Thursday, July 10, 2008

OntoLoki lives!


(Update June 8, 2012.  This paper was not accepted at first submission (see sad story), but can be accessed as Chapter 4 in my dissertation.  I've had enough interest in the concepts it contains that it is probably worth resubmitting it somewhere, someday, somehow...)


As noted in previous posts labeled with the tag OntoLoki, I've been working off and on for a few years now (yikes) on a program for automatic ontology evaluation.  Now, we are getting ready to submit our first paper on the subject and would like to open things up for comments.  I labeled it as a technical report in hopes of starting a tradition of such things in our laboratory.  It seems like a good way to keep the locals on track and have another chance for reviews before things go out into the scary world of official peer review.  I suppose I could drop this into Nature Preceedings again, but I'm tempted to wait until its gone through more revision cycles before I do so as that is likely to form a more permanent record than I am really ready to commit to I think.


Here is the longish abstract to whet your appetite.  I was thinking of blogging the rest of the document as distinct posts for each section - thoughts on that?  
As always I really appreciate any time you spend here and any ideas that you choose to share.

Abstract
Background: The delineation of clear, logical definitions for each class in an ontology and the consistent application of these definitions to the assignment of instances to classes are important criteria for ontology evaluation. If ontologies are specified with formal, property-based restrictions on class membership, then such consistency can be checked automatically using existing technology. If no such logical restrictions are applied however, as is the case with many current biological ontologies, there are currently no automated methods for measuring the semantic consistency of instance assignment on an ontology-wide scale, nor for inferring the patterns of properties that might define a particular class.

Objective: The aim of this study is to identify, implement, and test a new method for automatic, data-driven ontology evaluation that is suitable for the evaluation of ontologies with no formally defined restrictions on class membership. The method should quantify the consistency of instance classification within such an ontology based on patterns of properties found to be associated with the instances of particular classes.

Design: We constructed a program that takes as its input an OWL/RDF knowledge base containing an ontology, instances associated with each of the classes in the ontology, and properties of those instances. For each class, it outputs: 1) a rule for determining class membership based on the properties of the instances and 2) a quantitative score for the class that reflects the ability of the identified rule to correctly predict class membership for the instances in the knowledge base. To test the proposed method, we constructed a series of knowledge bases that varied from perfectly consistent through to completely random and evaluated each one using the implementation. In addition to this artificial control study, two other well-known biological ontologies were evaluated using public data to provide indications of the behavior of the system in realistic contexts.

Results: In the first experiment, the method produced direct quantitative assessments of the different versions of the knowledge bases that correlated directly with the known level of consistency of instance assignment for each knowledge base. The evaluations of the other ontologies indicated that the method was successful at detecting relevant patterns associated with the instances of classes in real biological ontologies based on publicly available data.
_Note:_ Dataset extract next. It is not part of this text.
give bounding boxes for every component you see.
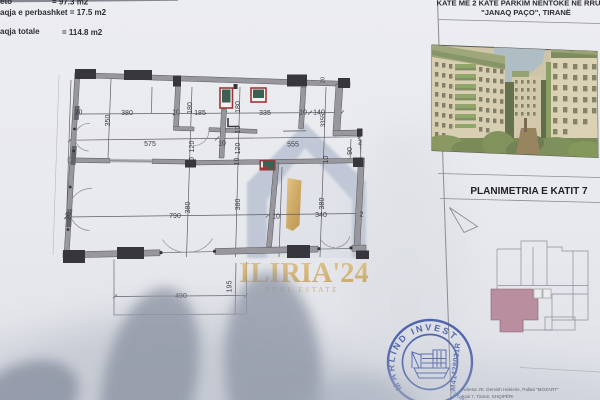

Conclusion: The results indicate that the suggested method can be used to conduct objective, automatic, data-driven evaluations of biological ontologies without formal class definitions in regards to the property-based consistency of instance-assignment. This inductive method complements existing, purely deductive approaches to automatic consistency checking, offering not just the potential to help in the ontology engineering process but also in the knowledge discovery process.

3 comments:

Anonymous said...

Hi Ben, looks interesting, have you thought of doing anything for OWLED this year along these lines?

Benjamin Good said...

Hi Duncan, probably not this year, but it would be an interesting place for this kind of work. For the moment my conference-going is really on hold until after I finish up. (I'm also on my honeymoon for the next four weeks so won't be submitting or doing anything new until the end of August).

Anonymous said...

Happy Honeymoon! (and happy scifoo too?)